Given a self-intersecting parametric surface how to find the curve of its self-intersection (mathematically)? For example given this surface (in Wolfram Language):
surface[u_,v_]:={Cos[u],Sin[u]+Cos[v],Sin[v]};
ParametricPlot3D[surface[u,v],{u,0,2π},{v,-π,π}]
Let the parametric equations of the surface be
$$\begin{cases}x=x(u,v),\\ y=y(u,v),\\ z=z(u,v).\end{cases}$$
The double points (self-intersections) are the solutions of a system of three equations in four unknowns.
$$\begin{cases}x(u,v)=x(u',v'),\\ y(u,v)=y(u',v'),\\ z(u,v)=z(u',v').\end{cases}$$
If you also have the implicit equation $f(x,y,z)=0$, you need to solve a single equation in two unknowns.
$$f(x(u,v),y(u,v),z(u,v))=0.$$
With your example,
$$\begin{cases}\cos u=\cos u',\\ \sin u+\cos v=\sin u'+\cos v',\\ \sin v=\sin v'.\end{cases}$$
giving
$$\begin{cases}u=2k\pi\pm u',\\ v=2k\pi+v'\lor v=(2k+1)\pi-v',\\ \sin u+\cos v=\pm\sin u\pm\cos v.\end{cases} $$
There are four solutions, corresponding to (from the third equation)

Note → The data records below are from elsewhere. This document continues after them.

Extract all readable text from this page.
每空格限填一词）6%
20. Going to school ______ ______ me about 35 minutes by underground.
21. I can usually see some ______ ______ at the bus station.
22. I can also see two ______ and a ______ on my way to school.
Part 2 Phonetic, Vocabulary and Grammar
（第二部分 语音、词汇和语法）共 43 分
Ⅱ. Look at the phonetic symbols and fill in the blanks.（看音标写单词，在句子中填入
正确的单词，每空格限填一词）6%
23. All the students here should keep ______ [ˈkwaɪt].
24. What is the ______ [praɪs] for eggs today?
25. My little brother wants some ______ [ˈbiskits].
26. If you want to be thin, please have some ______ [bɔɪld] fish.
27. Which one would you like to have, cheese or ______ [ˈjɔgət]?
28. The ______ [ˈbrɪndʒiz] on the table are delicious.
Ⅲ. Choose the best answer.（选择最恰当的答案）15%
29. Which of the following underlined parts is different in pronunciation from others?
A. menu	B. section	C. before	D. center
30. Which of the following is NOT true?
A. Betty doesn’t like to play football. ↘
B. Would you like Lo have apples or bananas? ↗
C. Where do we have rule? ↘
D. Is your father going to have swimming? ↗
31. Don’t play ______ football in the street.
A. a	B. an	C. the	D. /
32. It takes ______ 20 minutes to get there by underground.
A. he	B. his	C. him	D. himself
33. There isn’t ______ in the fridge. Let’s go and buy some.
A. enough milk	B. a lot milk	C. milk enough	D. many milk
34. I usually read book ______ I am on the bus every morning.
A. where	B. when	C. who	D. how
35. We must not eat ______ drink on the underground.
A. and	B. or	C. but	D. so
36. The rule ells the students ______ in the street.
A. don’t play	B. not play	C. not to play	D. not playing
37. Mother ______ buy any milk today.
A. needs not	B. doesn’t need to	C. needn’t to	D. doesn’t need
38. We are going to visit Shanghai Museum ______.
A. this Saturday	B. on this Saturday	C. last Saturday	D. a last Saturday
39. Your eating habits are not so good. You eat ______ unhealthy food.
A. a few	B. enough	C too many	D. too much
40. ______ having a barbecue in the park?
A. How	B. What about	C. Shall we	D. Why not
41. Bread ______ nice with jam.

$$0=0,\\ \cos u=0,\\ \sin v=0,\\ \sin u+\cos v=0. $$
The first identity represents the whole surface while the next three are curves.
$(0,\pm1+\cos v,\sin v)$ is a pair of tangent circles,
$(\cos u,\sin u\pm1,0)$ is also a pair of tangent circles,
$(\cos u, 0, \pm\cos u)$ is a pair of orthogonal line segments.
You can see the line segments on the left picture and a pair of circles on the right.